Last Friday we released WSO2 API Manager 1.0. It is the result of months of hard work. We started brainstorming about a WSO2 branded API management solution back in mid 2011. Few months later, in October, I implemented API support for Apache Synapse, which was a huge step in improving the REST support in our integration platform (specially in WSO2 ESB). This addition also brought us several steps closer to implementing a fully fledged API management solution based on WSO2 Carbon and related components. Then somewhere around February 2012, a team of WSO2 engineers officially started working on the WSO2 API Manager product. Idea was simple - combine our existing components to offer a smooth and end-to-end API management experience while addressing a number of challenges such as API provisioning, API governance, API security and API monitoring. The idea of combining our mediation, governance, identity and activity monitoring components to build the ultimate API management solution was a fascinating one to think about even for us.
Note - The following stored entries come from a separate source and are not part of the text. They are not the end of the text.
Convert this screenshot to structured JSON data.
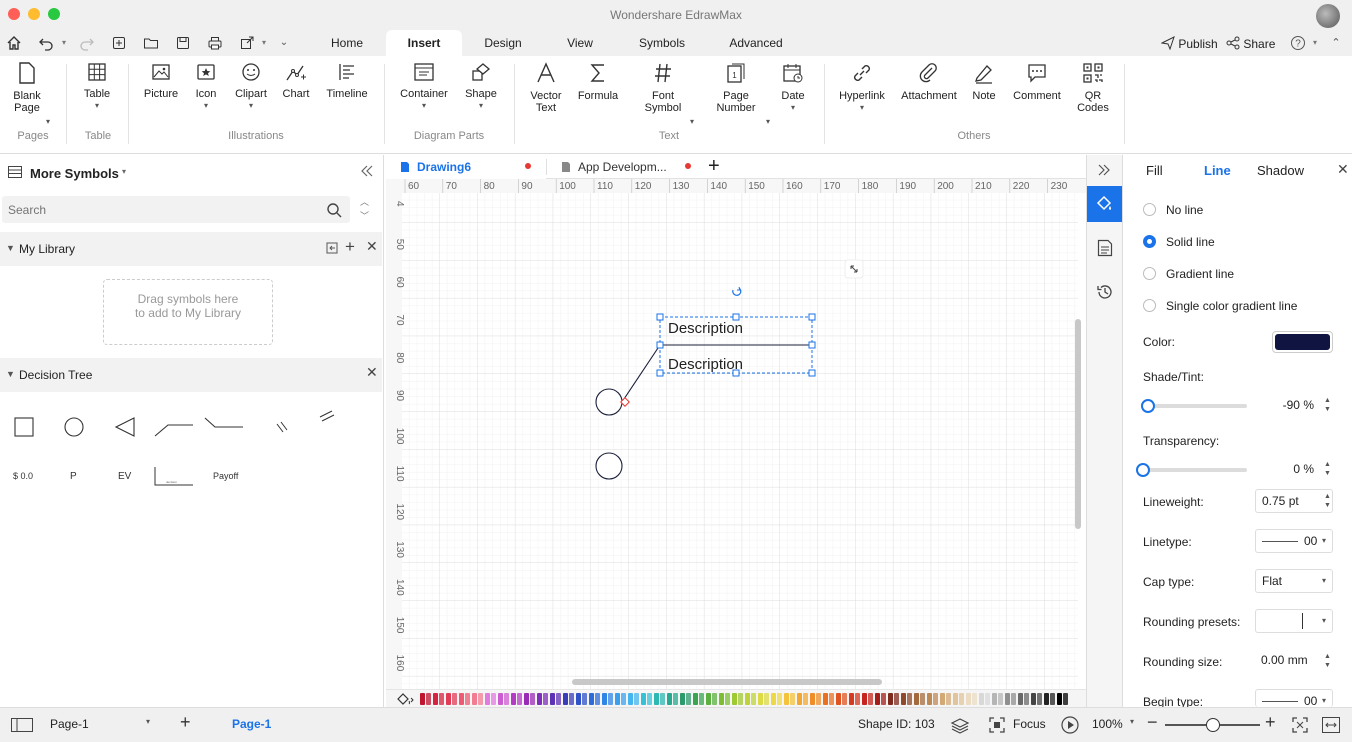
{
  "app": {
    "title": "Wondershare EdrawMax"
  },
  "menu_tabs": [
    {
      "label": "Home"
    },
    {
      "label": "Insert"
    },
    {
      "label": "Design"
    },
    {
      "label": "View"
    },
    {
      "label": "Symbols"
    },
    {
      "label": "Advanced"
    }
  ],
  "menu_right": {
    "publish": "Publish",
    "share": "Share"
  },
  "ribbon": {
    "buttons": {
      "blank_page": "Blank Page",
      "table": "Table",
      "picture": "Picture",
      "icon": "Icon",
      "clipart": "Clipart",
      "chart": "Chart",
      "timeline": "Timeline",
      "container": "Container",
      "shape": "Shape",
      "vector_text": "Vector Text",
      "formula": "Formula",
      "font_symbol": "Font Symbol",
      "page_number": "Page Number",
      "date": "Date",
      "hyperlink": "Hyperlink",
      "attachment": "Attachment",
      "note": "Note",
      "comment": "Comment",
      "qr_codes": "QR Codes"
    },
    "groups": {
      "pages": "Pages",
      "table": "Table",
      "illustrations": "Illustrations",
      "diagram_parts": "Diagram Parts",
      "text": "Text",
      "others": "Others"
    }
  },
  "left_panel": {
    "title": "More Symbols",
    "search_placeholder": "Search",
    "my_library": "My Library",
    "drop_hint": "Drag symbols here to add to My Library",
    "decision_tree": "Decision Tree",
    "shape_labels": [
      "$ 0.0",
      "P",
      "EV",
      "Payoff"
    ]
  },
  "doc_tabs": [
    {
      "label": "Drawing6"
    },
    {
      "label": "App Developm..."
    }
  ],
  "ruler": {
    "h": [
      "60",
      "70",
      "80",
      "90",
      "100",
      "110",
      "120",
      "130",
      "140",
      "150",
      "160",
      "170",
      "180",
      "190",
      "200",
      "210",
      "220",
      "230"
    ],
    "v": [
      "4",
      "50",
      "60",
      "70",
      "80",
      "90",
      "100",
      "110",
      "120",
      "130",
      "140",
      "150",
      "160"
    ]
  },
  "canvas": {
    "label1": "Description",
    "label2": "Description"
  },
  "right_panel": {
    "tabs": {
      "fill": "Fill",
      "line": "Line",
      "shadow": "Shadow"
    },
    "options": [
      "No line",
      "Solid line",
      "Gradient line",
      "Single color gradient line"
    ],
    "selected_option": "Solid line",
    "color_label": "Color:",
    "color_value": "#0f1540",
    "shade_label": "Shade/Tint:",
    "shade_value": "-90 %",
    "shade_level": 0.05,
    "transparency_label": "Transparency:",
    "transparency_value": "0 %",
    "transparency_level": 0,
    "lineweight_label": "Lineweight:",
    "lineweight_value": "0.75 pt",
    "linetype_label": "Linetype:",
    "linetype_value": "00",
    "cap_label": "Cap type:",
    "cap_value": "Flat",
    "rounding_presets_label": "Rounding presets:",
    "rounding_size_label": "Rounding size:",
    "rounding_size_value": "0.00 mm",
    "begin_type_label": "Begin type:",
    "begin_type_value": "00"
  },
  "status": {
    "page_select": "Page-1",
    "page_tab": "Page-1",
    "shape_id": "Shape ID: 103",
    "focus": "Focus",
    "zoom": "100%",
    "zoom_level": 0.5
  },
  "colors": {
    "accent": "#1a73e8",
    "palette": [
      "#c0152f",
      "#d6243f",
      "#e23b56",
      "#ec5b72",
      "#f27c92",
      "#e07be0",
      "#cd5bd2",
      "#b43bc4",
      "#9a2bb6",
      "#7e2eb8",
      "#5d33b5",
      "#3a3db8",
      "#2f52c8",
      "#2d6bd9",
      "#2f86e6",
      "#3aa0ee",
      "#44b6ef",
      "#38c1d6",
      "#2cb8b3",
      "#27a98f",
      "#2b9b6b",
      "#3aa451",
      "#5ab13f",
      "#7cbd35",
      "#9ec930",
      "#bfd23a",
      "#dcdb44",
      "#efd845",
      "#f4c23b",
      "#f2a830",
      "#ef8d28",
      "#ea7023",
      "#e05421",
      "#d63a20",
      "#c7241f",
      "#a31d1a",
      "#7f2a1c",
      "#8e4a2a",
      "#a56a3c",
      "#bd8a55",
      "#d2a874",
      "#e0c49a",
      "#ebdcc2",
      "#d8d8d8",
      "#b5b5b5",
      "#8f8f8f",
      "#6a6a6a",
      "#444444",
      "#222222",
      "#000000"
    ]
  }
}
I officially joined the WSO2 API Manager team in late April. It's been 15 hectic weeks since then but at the same time it's been 15 enjoyable weeks. Nothing is more fulfilling than seeing a project evolving from a set of isolated components into a feature complete product with its own UIs, samples and documentation. The development team was also one of the best a guy could ask for with each member delivering his/her part to the fullest, consistently going beyond expectations.
This release of WSO2 API Manager supports creating APIs, versioning them and then publishing them into an 'API Store' after a review process. API documentation, technical metadata and ownership information can also be collected and tracked through the solution. The built-in API Store allows API consumers to browse the published APIs, provide feedback on them, and ultimately obtain API keys required to access them. API security is based on OAuth bearer token profile and OAuth resource owner grant types are supported to allow end-user authentication for the APIs. The API gateway (runtime) publishes events and statistics to a remote BAM server which then runs a series of analyzers to extract useful usage information and display them on a dashboard.
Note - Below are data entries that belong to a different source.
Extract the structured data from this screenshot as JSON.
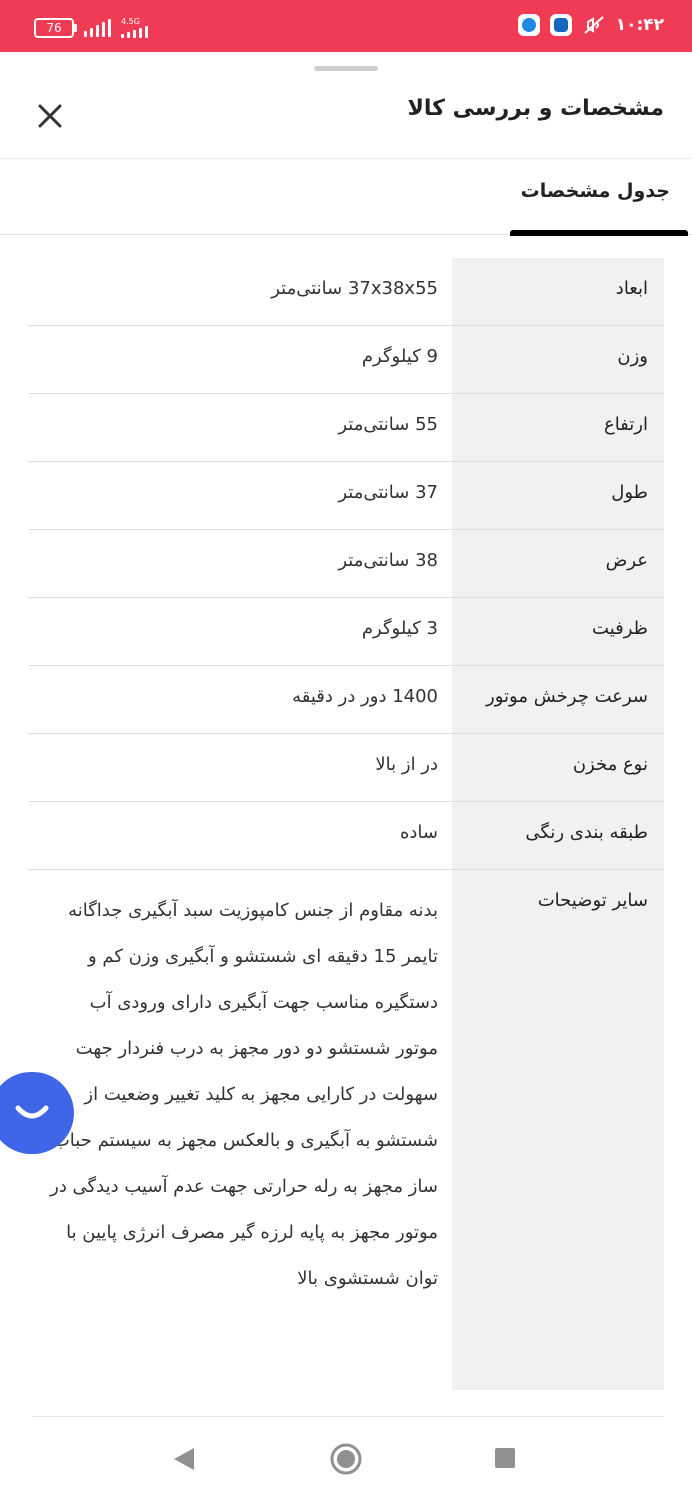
{
  "status_bar": {
    "battery": "76",
    "network": "4.5G",
    "time": "۱۰:۴۲"
  },
  "header": {
    "title": "مشخصات و بررسی کالا"
  },
  "tabs": [
    {
      "label": "جدول مشخصات"
    }
  ],
  "specs": [
    {
      "key": "ابعاد",
      "value": "37x38x55 سانتی‌متر"
    },
    {
      "key": "وزن",
      "value": "9 کیلوگرم"
    },
    {
      "key": "ارتفاع",
      "value": "55 سانتی‌متر"
    },
    {
      "key": "طول",
      "value": "37 سانتی‌متر"
    },
    {
      "key": "عرض",
      "value": "38 سانتی‌متر"
    },
    {
      "key": "ظرفیت",
      "value": "3 کیلوگرم"
    },
    {
      "key": "سرعت چرخش موتور",
      "value": "1400 دور در دقیقه"
    },
    {
      "key": "نوع مخزن",
      "value": "در از بالا"
    },
    {
      "key": "طبقه بندی رنگی",
      "value": "ساده"
    },
    {
      "key": "سایر توضیحات",
      "value": "بدنه مقاوم از جنس کامپوزیت سبد آبگیری جداگانه تایمر 15 دقیقه ای شستشو و آبگیری وزن کم و دستگیره مناسب جهت آبگیری دارای ورودی آب موتور شستشو دو دور مجهز به درب فنردار جهت سهولت در کارایی مجهز به کلید تغییر وضعیت از شستشو به آبگیری و بالعکس مجهز به سیستم حباب ساز مجهز به رله حرارتی جهت عدم آسیب دیدگی در موتور مجهز به پایه لرزه گیر مصرف انرژی پایین با توان شستشوی بالا"
    }
  ],
  "colors": {
    "status_bar": "#ef3b54",
    "fab": "#3f66e8",
    "key_column": "#f1f1f1"
  }
}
We are currently working with a group of customers and independent analysts to evaluate the product and further improve it. Objective is to go into 'release early - release often' mode and do a series of patch releases, thereby driving the product into maturity quickly. You can also join the effort by downloading the product, trying out a few scenarios and giving us some feedback on our mailing lists. You can report any issues or feature requests on our JIRA. Please refer the on-line documentation if you need any clarifications on any features. Have fun!